Here are the books on our November reading list
What the Brunch team is reading and recommends.brunch Updated: Nov 12, 2016 18:53 IST
1. Beautiful Losers by Leonard Cohen
What it’s about: The narrator has a physical relationship with his Nietzsche-spouting friend, F, who was also sleeping with his wife who committed suicide.
Why I like it: Not for the faint-hearted, it is layered with symbolisms and sub-texts, making it a deliciously difficult read.
– By Ananya Ghosh
2. Selection Day by Aravind Adiga
What it’s about: A Mumbai novel that traces the lives and times of two batsmen who have a record-breaking school cricket partnership.
Why I like it: It brings you the sights, sounds and smells of Maximum City’s maidans, where a number of cricket greats cut their teeth.
– By Aasheesh Sharma
3. Curtain: Poirot’s Last Case by Agatha Christie
What it’s about: It’s a murder mystery set in a country house.
Why I like it: In his last case, Hercules Poirot is a frail old man, but his analytical skills are sharp as ever.
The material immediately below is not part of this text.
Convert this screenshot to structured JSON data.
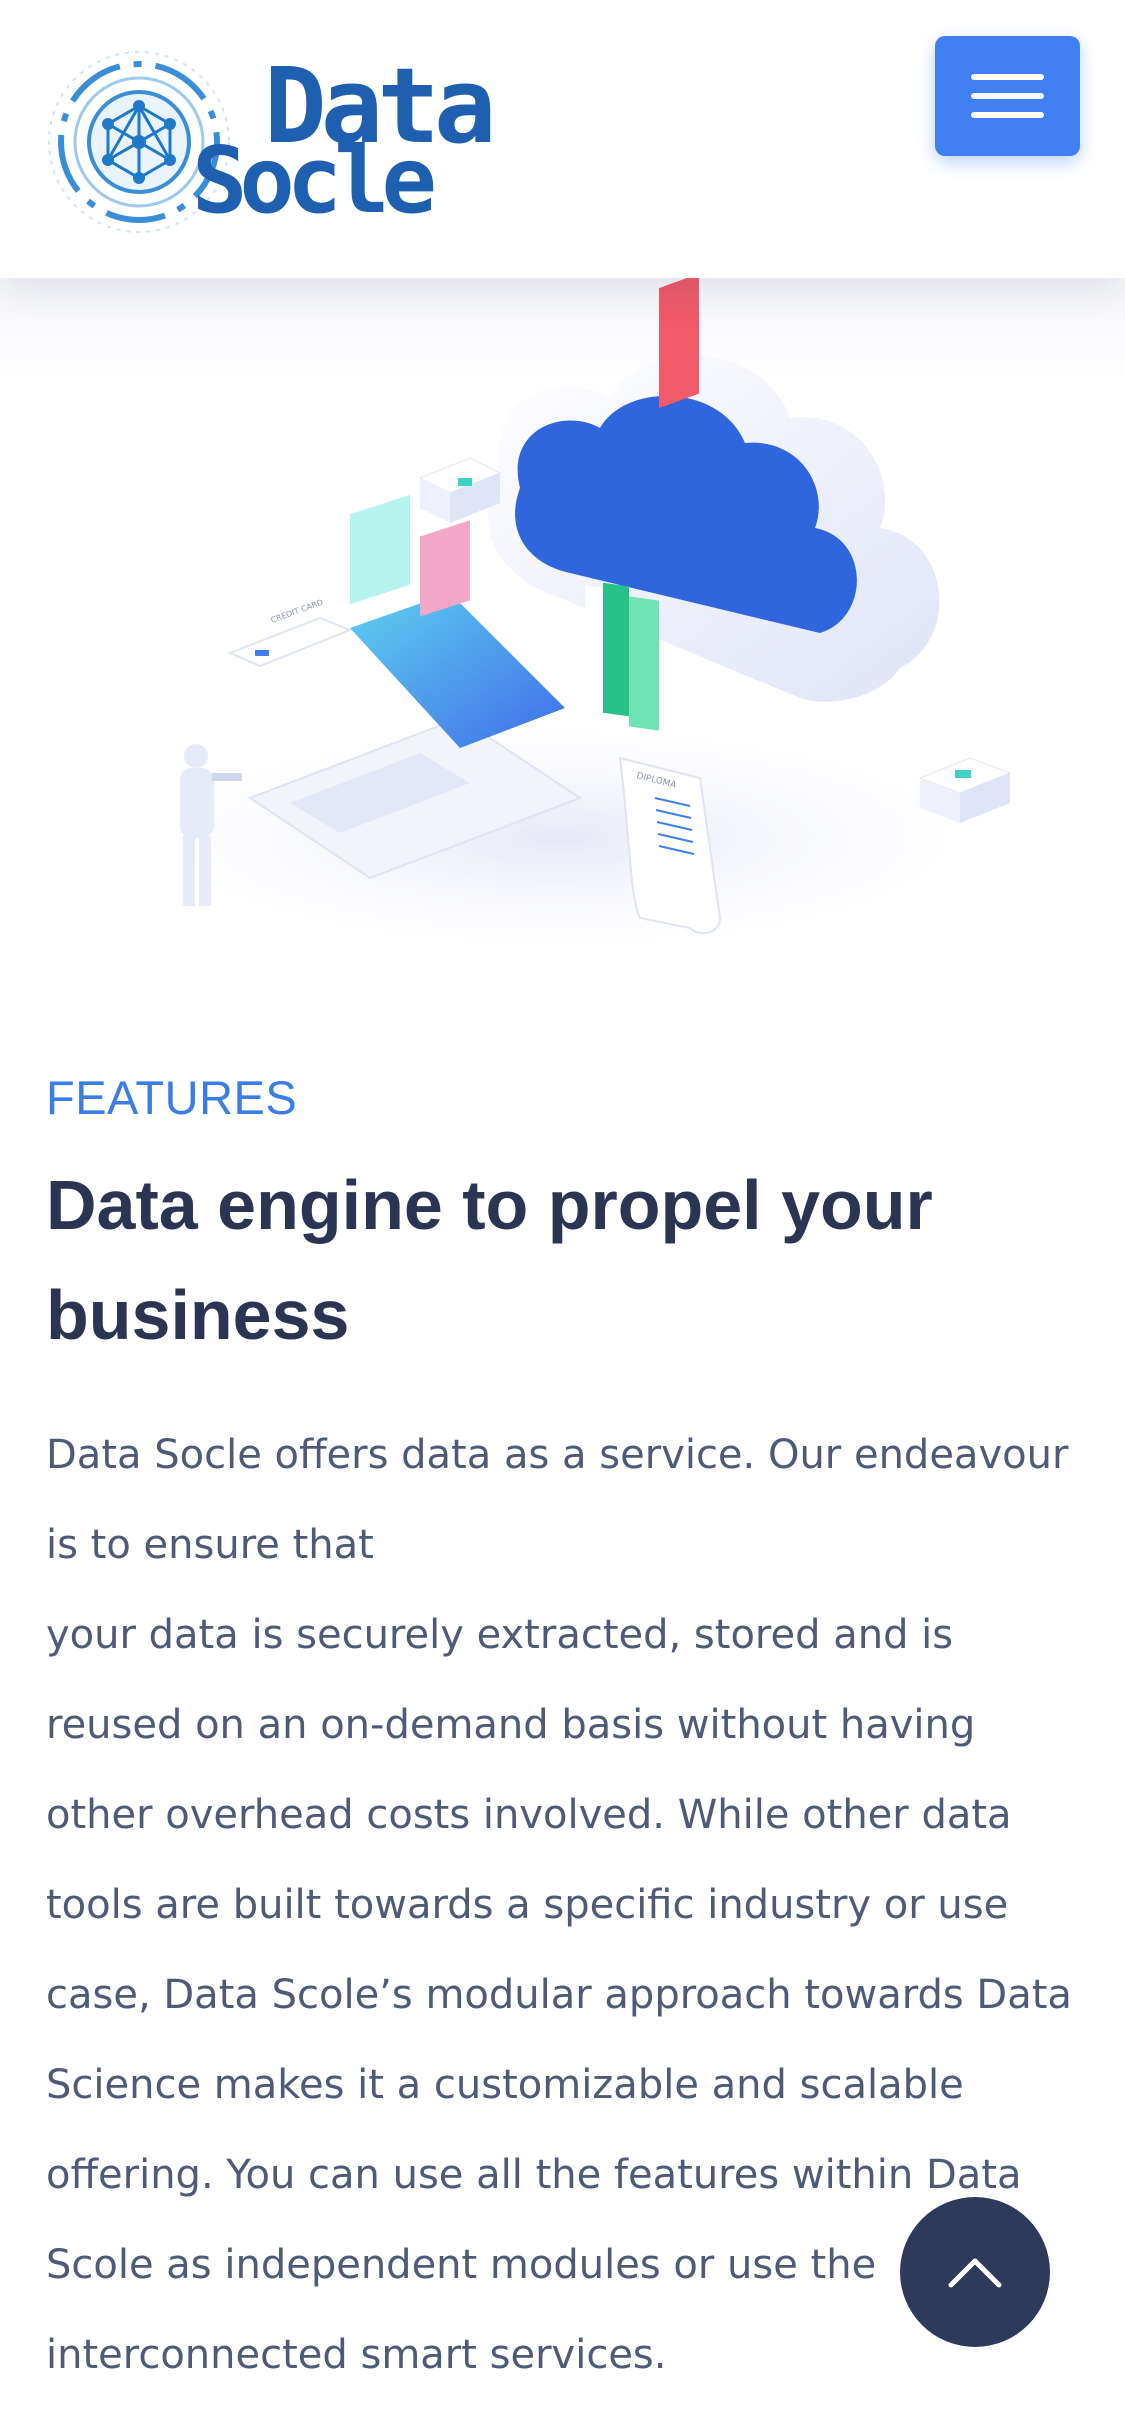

The setting mirrors that of the first Poirot novel, The Mysterious Affair at Styles.
– By Vidya Prabhu
4. All The Light We Cannot See by Anthony Doerr
What it’s about: This WWII novel takes you into the parallel stories of a blind six-year-old girl in Paris and an orphan boy in Germany.
Why I like it: It’s a moving story that transports you into the lives of two people on opposite sides in the conflict. I can’t wait to see how their paths converge.
– By Shikha Kumar
5. Never Let Me Go by Kazuo Ishiguro
What it’s about: Three school friends, Kathy, Ruth and Tommy, discover they are clones created for scientific purposes.
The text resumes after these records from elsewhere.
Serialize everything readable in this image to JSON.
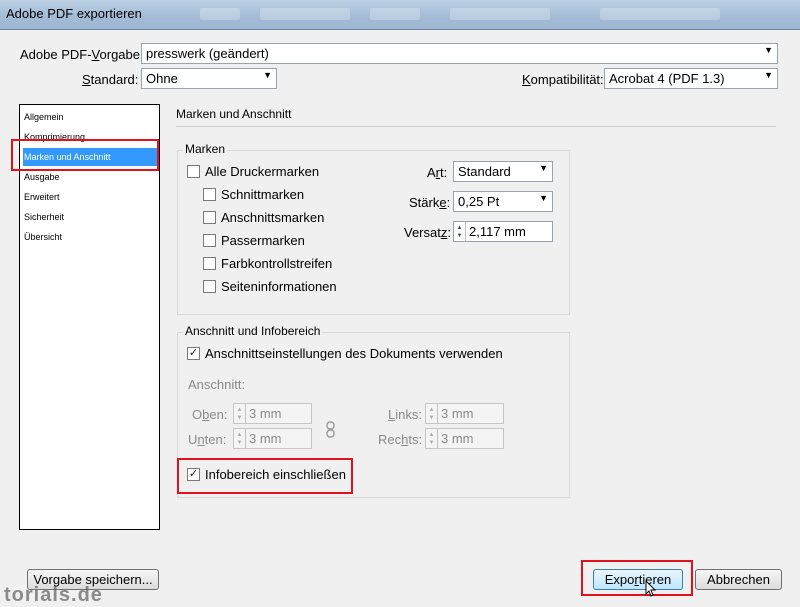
{
  "window": {
    "title": "Adobe PDF exportieren"
  },
  "top": {
    "preset_label_pre": "Adobe PDF-",
    "preset_label_u": "V",
    "preset_label_post": "orgabe:",
    "preset_value": "presswerk (geändert)",
    "standard_label_u": "S",
    "standard_label_post": "tandard:",
    "standard_value": "Ohne",
    "compat_label_u": "K",
    "compat_label_post": "ompatibilität:",
    "compat_value": "Acrobat 4 (PDF 1.3)"
  },
  "sidebar": {
    "items": [
      {
        "label": "Allgemein"
      },
      {
        "label": "Komprimierung"
      },
      {
        "label": "Marken und Anschnitt"
      },
      {
        "label": "Ausgabe"
      },
      {
        "label": "Erweitert"
      },
      {
        "label": "Sicherheit"
      },
      {
        "label": "Übersicht"
      }
    ]
  },
  "panel": {
    "title": "Marken und Anschnitt",
    "marks": {
      "title": "Marken",
      "all_marks": {
        "label": "Alle Druckermarken",
        "checked": false
      },
      "sub_marks": [
        {
          "label": "Schnittmarken",
          "checked": false
        },
        {
          "label": "Anschnittsmarken",
          "checked": false
        },
        {
          "label": "Passermarken",
          "checked": false
        },
        {
          "label": "Farbkontrollstreifen",
          "checked": false
        },
        {
          "label": "Seiteninformationen",
          "checked": false
        }
      ],
      "type_label_pre": "A",
      "type_label_u": "r",
      "type_label_post": "t:",
      "type_value": "Standard",
      "weight_label_pre": "Stärk",
      "weight_label_u": "e",
      "weight_label_post": ":",
      "weight_value": "0,25 Pt",
      "offset_label_pre": "Versat",
      "offset_label_u": "z",
      "offset_label_post": ":",
      "offset_value": "2,117 mm"
    },
    "bleed": {
      "title": "Anschnitt und Infobereich",
      "use_doc": {
        "label": "Anschnittseinstellungen des Dokuments verwenden",
        "checked": true
      },
      "bleed_label": "Anschnitt:",
      "top_label_pre": "O",
      "top_label_u": "b",
      "top_label_post": "en:",
      "top_value": "3 mm",
      "bottom_label_pre": "U",
      "bottom_label_u": "n",
      "bottom_label_post": "ten:",
      "bottom_value": "3 mm",
      "left_label_pre": "L",
      "left_label_u": "i",
      "left_label_post": "nks:",
      "left_value": "3 mm",
      "right_label_pre": "Rec",
      "right_label_u": "h",
      "right_label_post": "ts:",
      "right_value": "3 mm",
      "slug": {
        "label": "Infobereich einschließen",
        "checked": true
      }
    }
  },
  "footer": {
    "save_preset": "Vorgabe speichern...",
    "export_pre": "Expo",
    "export_u": "r",
    "export_post": "tieren",
    "cancel": "Abbrechen"
  },
  "watermark": "torials.de",
  "colors": {
    "highlight": "#e1121d",
    "selection": "#3399ff"
  }
}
Why I like it: It’s an unconventional coming-of-age tale that explores the themes of love, friendship, and the discovery of one’s true identity.
– By Nidhi Choksi
6. Man’s Search for Meaning by Viktor E Frankl
What it’s about: In this Holocaust memoir, Viennese psychiatrist Viktor Frankl reflects on life in the Auschwitz concentration camp.
Why I like it: Validating his theory with his experiences, Frankl argues that meaning can be found in the worst of situations and this quest gives life purpose.